In nearly 1,500 adults with advanced CKD and at least one cardiovascular risk factor, low-dose (2.5 mg) rivaroxaban did not reduce the risk of adverse cardiovascular events compared with placebo (13.0 vs. 11.8 events per 100 person-years; HR, 1.90; p=0.46), and researchers found a significantly higher risk of major bleeding (5.1 vs. 3.4 events per 100 person-years; HR, 1.51; p=0.04). The results of the international TRACK trial, led by Sunil V. Badve, PhD, et al., was simultaneously published in JAMA.

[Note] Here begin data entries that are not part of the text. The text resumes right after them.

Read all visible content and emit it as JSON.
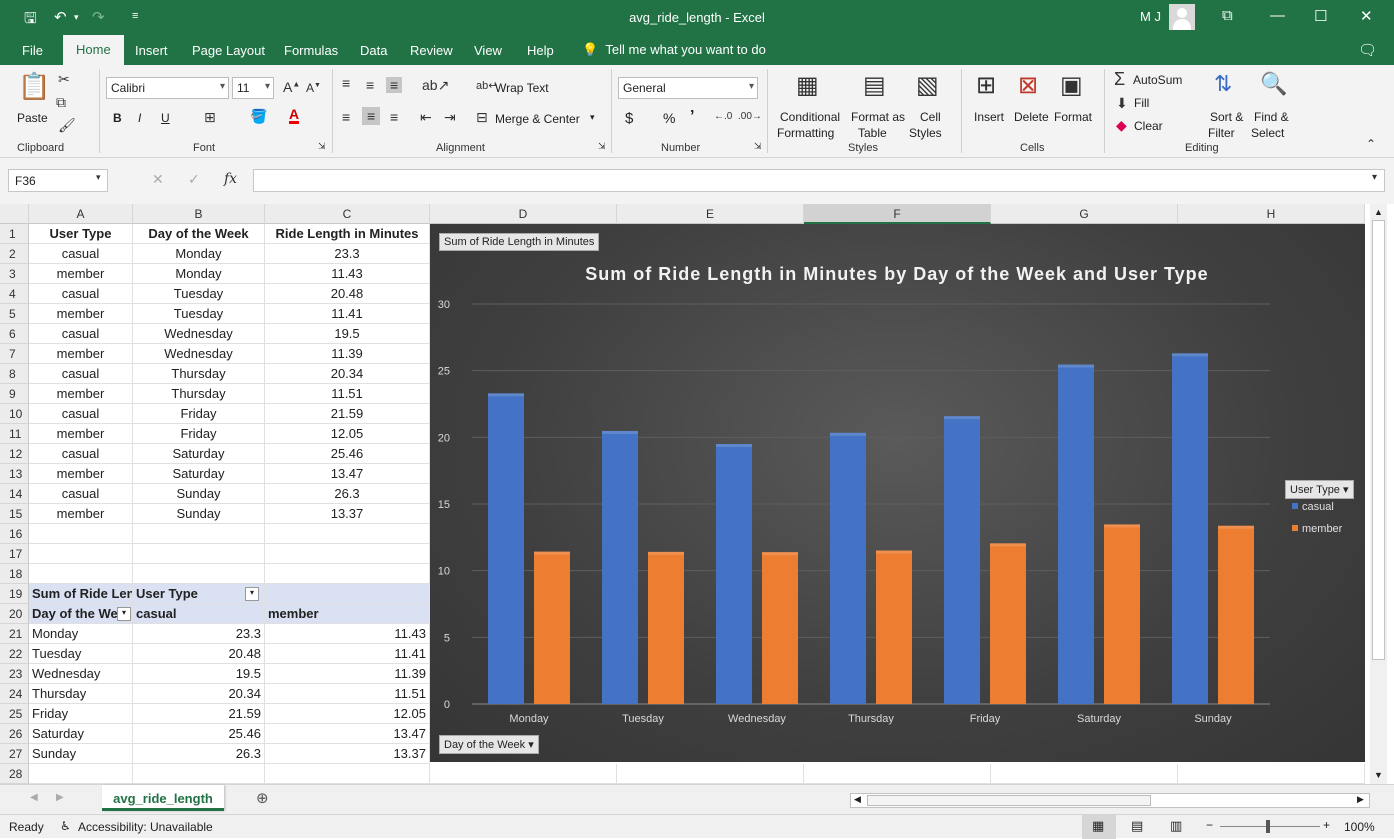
{
  "titlebar": {
    "doc_title": "avg_ride_length  -  Excel",
    "user_initials": "M J"
  },
  "menu": {
    "tabs": [
      "File",
      "Home",
      "Insert",
      "Page Layout",
      "Formulas",
      "Data",
      "Review",
      "View",
      "Help"
    ],
    "active": "Home",
    "tell_me": "Tell me what you want to do"
  },
  "ribbon": {
    "clipboard": {
      "paste": "Paste",
      "label": "Clipboard"
    },
    "font": {
      "name": "Calibri",
      "size": "11",
      "label": "Font",
      "bold": "B",
      "italic": "I",
      "underline": "U"
    },
    "alignment": {
      "wrap": "Wrap Text",
      "merge": "Merge & Center",
      "label": "Alignment"
    },
    "number": {
      "format": "General",
      "label": "Number",
      "currency": "$",
      "percent": "%",
      "comma": "’"
    },
    "styles": {
      "conditional_1": "Conditional",
      "conditional_2": "Formatting",
      "format_table_1": "Format as",
      "format_table_2": "Table",
      "cell_styles_1": "Cell",
      "cell_styles_2": "Styles",
      "label": "Styles"
    },
    "cells": {
      "insert": "Insert",
      "delete": "Delete",
      "format": "Format",
      "label": "Cells"
    },
    "editing": {
      "autosum": "AutoSum",
      "fill": "Fill",
      "clear": "Clear",
      "sort_1": "Sort &",
      "sort_2": "Filter",
      "find_1": "Find &",
      "find_2": "Select",
      "label": "Editing"
    }
  },
  "formula_bar": {
    "name_box": "F36",
    "formula": ""
  },
  "columns": [
    "A",
    "B",
    "C",
    "D",
    "E",
    "F",
    "G",
    "H"
  ],
  "rows": [
    "1",
    "2",
    "3",
    "4",
    "5",
    "6",
    "7",
    "8",
    "9",
    "10",
    "11",
    "12",
    "13",
    "14",
    "15",
    "16",
    "17",
    "18",
    "19",
    "20",
    "21",
    "22",
    "23",
    "24",
    "25",
    "26",
    "27",
    "28"
  ],
  "table": {
    "headers": [
      "User Type",
      "Day of the Week",
      "Ride Length in Minutes"
    ],
    "rows": [
      [
        "casual",
        "Monday",
        "23.3"
      ],
      [
        "member",
        "Monday",
        "11.43"
      ],
      [
        "casual",
        "Tuesday",
        "20.48"
      ],
      [
        "member",
        "Tuesday",
        "11.41"
      ],
      [
        "casual",
        "Wednesday",
        "19.5"
      ],
      [
        "member",
        "Wednesday",
        "11.39"
      ],
      [
        "casual",
        "Thursday",
        "20.34"
      ],
      [
        "member",
        "Thursday",
        "11.51"
      ],
      [
        "casual",
        "Friday",
        "21.59"
      ],
      [
        "member",
        "Friday",
        "12.05"
      ],
      [
        "casual",
        "Saturday",
        "25.46"
      ],
      [
        "member",
        "Saturday",
        "13.47"
      ],
      [
        "casual",
        "Sunday",
        "26.3"
      ],
      [
        "member",
        "Sunday",
        "13.37"
      ]
    ]
  },
  "pivot": {
    "value_field": "Sum of Ride Leng",
    "column_field": "User Type",
    "row_field": "Day of the We",
    "col_headers": [
      "casual",
      "member"
    ],
    "rows": [
      [
        "Monday",
        "23.3",
        "11.43"
      ],
      [
        "Tuesday",
        "20.48",
        "11.41"
      ],
      [
        "Wednesday",
        "19.5",
        "11.39"
      ],
      [
        "Thursday",
        "20.34",
        "11.51"
      ],
      [
        "Friday",
        "21.59",
        "12.05"
      ],
      [
        "Saturday",
        "25.46",
        "13.47"
      ],
      [
        "Sunday",
        "26.3",
        "13.37"
      ]
    ]
  },
  "chart_field_buttons": {
    "values": "Sum of Ride Length in Minutes",
    "legend": "User Type",
    "axis": "Day of the Week"
  },
  "chart_data": {
    "type": "bar",
    "title": "Sum of Ride Length in Minutes by Day of the Week and User Type",
    "categories": [
      "Monday",
      "Tuesday",
      "Wednesday",
      "Thursday",
      "Friday",
      "Saturday",
      "Sunday"
    ],
    "series": [
      {
        "name": "casual",
        "values": [
          23.3,
          20.48,
          19.5,
          20.34,
          21.59,
          25.46,
          26.3
        ],
        "color": "#4472c4"
      },
      {
        "name": "member",
        "values": [
          11.43,
          11.41,
          11.39,
          11.51,
          12.05,
          13.47,
          13.37
        ],
        "color": "#ed7d31"
      }
    ],
    "ylim": [
      0,
      30
    ],
    "yticks": [
      "0",
      "5",
      "10",
      "15",
      "20",
      "25",
      "30"
    ],
    "grid": true,
    "legend_position": "right",
    "background": "#404040"
  },
  "sheets": {
    "active": "avg_ride_length"
  },
  "status": {
    "ready": "Ready",
    "accessibility": "Accessibility: Unavailable",
    "zoom": "100%"
  }
}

Of the 1,360 patients who completed follow-up over a median of 1.7 years, 23% of patients in the rivaroxaban group and 21% in the placebo group experienced the primary outcome – a composite of cardiovascular death, nonfatal myocardial infarction, stroke or peripheral artery disease event (13.0 vs. 11.8 events per 100 person-years; HR, 1.90; p=0.46).

Notably, the trial had a discontinuation rate of 28% and was stopped early for lack of efficacy.

"TRACK sets the direction for the questions that must be asked next, particularly regarding which patients are most likely to benefit (e.g., those with established cardiovascular disease) and whether alternative oral anticoagulation strategies may prove more effective or safer in selected CKD populations," write Nisha Bansal, MD, and Wolfgang C. Winkelmayer, MD, in an accompanying editorial comment.